Wilsbach announced the start of those inert carriage tests in February at AFA’s Warfare Symposium. Those first flights focused on gathering in-flight data to make sure the CCA was handling as intended, the Air Force said. Follow-up evaluations, which took place in a simulated environment, made sure the data links were properly integrated and the CCA precisely carried out the operator’s commands.
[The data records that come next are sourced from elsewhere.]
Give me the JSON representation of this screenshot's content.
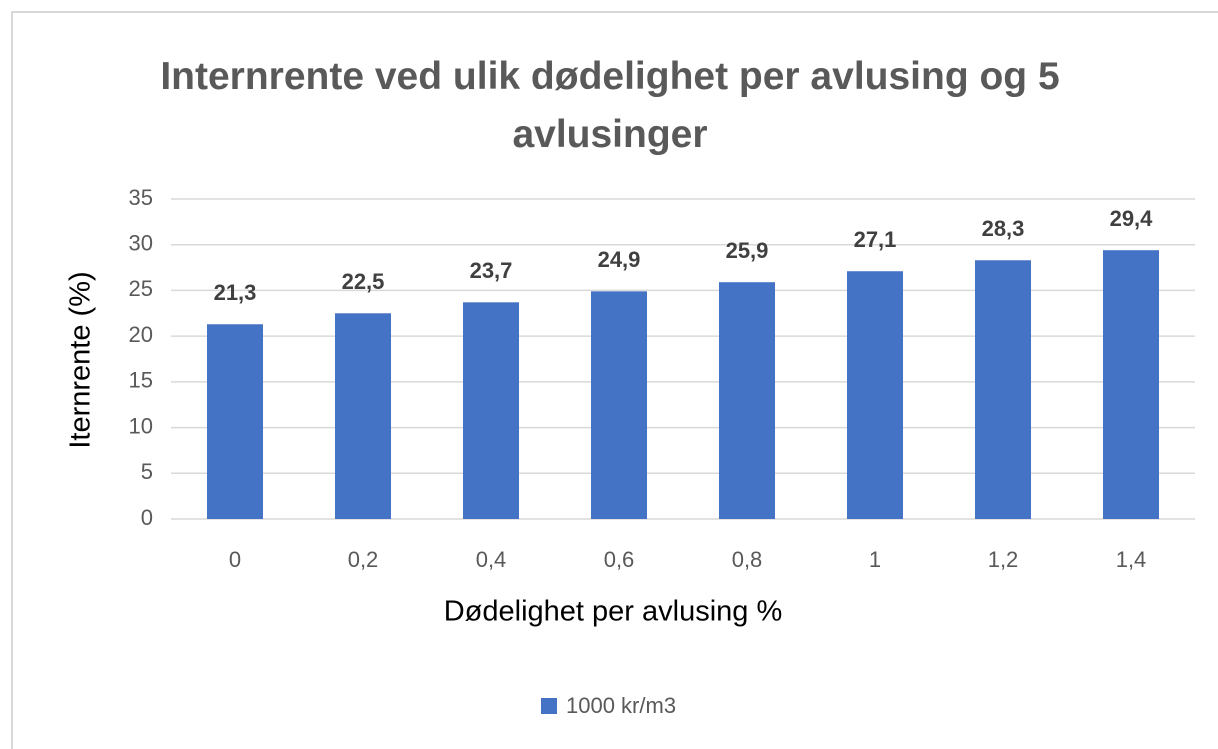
{
  "chart_data": {
    "type": "bar",
    "title": "Internrente ved ulik dødelighet per avlusing og 5 avlusinger",
    "x_label": "Dødelighet per avlusing %",
    "y_label": "Iternrente (%)",
    "categories": [
      "0",
      "0,2",
      "0,4",
      "0,6",
      "0,8",
      "1",
      "1,2",
      "1,4"
    ],
    "series": [
      {
        "name": "1000 kr/m3",
        "color": "#4472c4",
        "values": [
          21.3,
          22.5,
          23.7,
          24.9,
          25.9,
          27.1,
          28.3,
          29.4
        ],
        "value_labels": [
          "21,3",
          "22,5",
          "23,7",
          "24,9",
          "25,9",
          "27,1",
          "28,3",
          "29,4"
        ]
      }
    ],
    "ylim": [
      0,
      35
    ],
    "yticks": [
      0,
      5,
      10,
      15,
      20,
      25,
      30,
      35
    ],
    "grid": true,
    "legend": "bottom"
  }
}
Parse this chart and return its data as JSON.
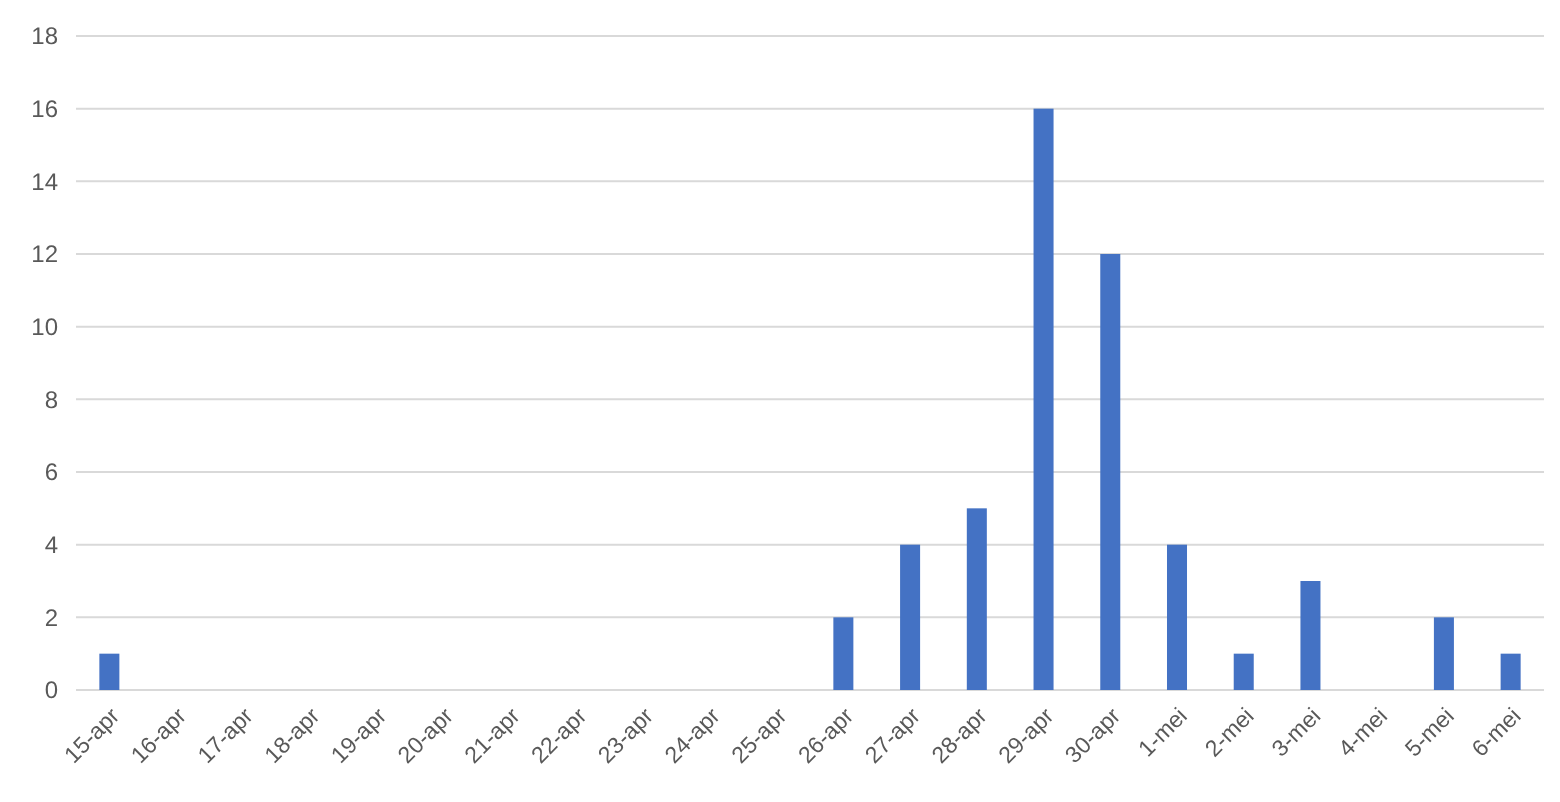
{
  "chart_data": {
    "type": "bar",
    "categories": [
      "15-apr",
      "16-apr",
      "17-apr",
      "18-apr",
      "19-apr",
      "20-apr",
      "21-apr",
      "22-apr",
      "23-apr",
      "24-apr",
      "25-apr",
      "26-apr",
      "27-apr",
      "28-apr",
      "29-apr",
      "30-apr",
      "1-mei",
      "2-mei",
      "3-mei",
      "4-mei",
      "5-mei",
      "6-mei"
    ],
    "values": [
      1,
      0,
      0,
      0,
      0,
      0,
      0,
      0,
      0,
      0,
      0,
      2,
      4,
      5,
      16,
      12,
      4,
      1,
      3,
      0,
      2,
      1
    ],
    "color": "#4472c4",
    "ylim": [
      0,
      18
    ],
    "yticks": [
      0,
      2,
      4,
      6,
      8,
      10,
      12,
      14,
      16,
      18
    ],
    "grid": "y"
  }
}
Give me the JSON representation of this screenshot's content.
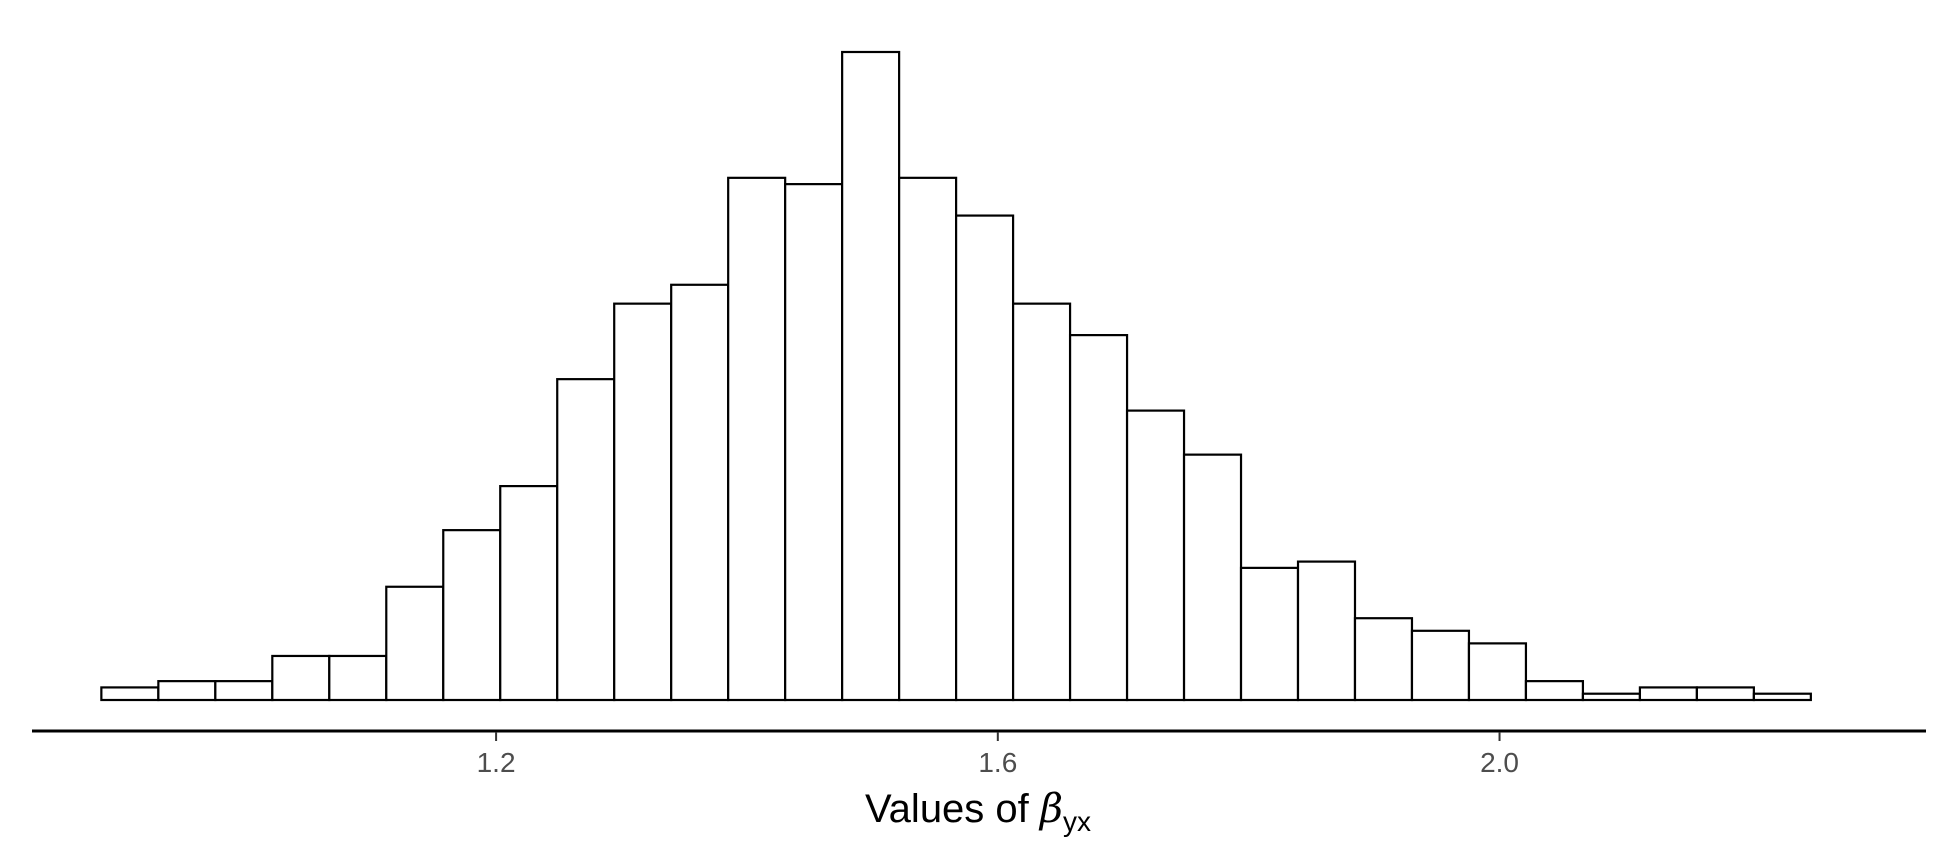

“Moving from inert carriage earlier this year to this weapons release demonstrates program maturity, allowing us to validate our digital integration models with actual data,” Gen. Dale White, the Pentagon’s direct reporting portfolio manager for the Air Force’s critical major weapon systems, said in a statement. “These tests provide operational validation that Collaborative Combat Aircraft can execute the weapon employment sequence autonomously within pilot-defined parameters, accelerating capability delivery to the warfighter.”
The Air Force stressed that humans will retain oversight of CCAs and the drones will not autonomously use their weapons without a human’s command.
“The decision to release any weapon system remains exclusively with a human operator, who maintains command and control of the platform at all times,” the Air Force statement said.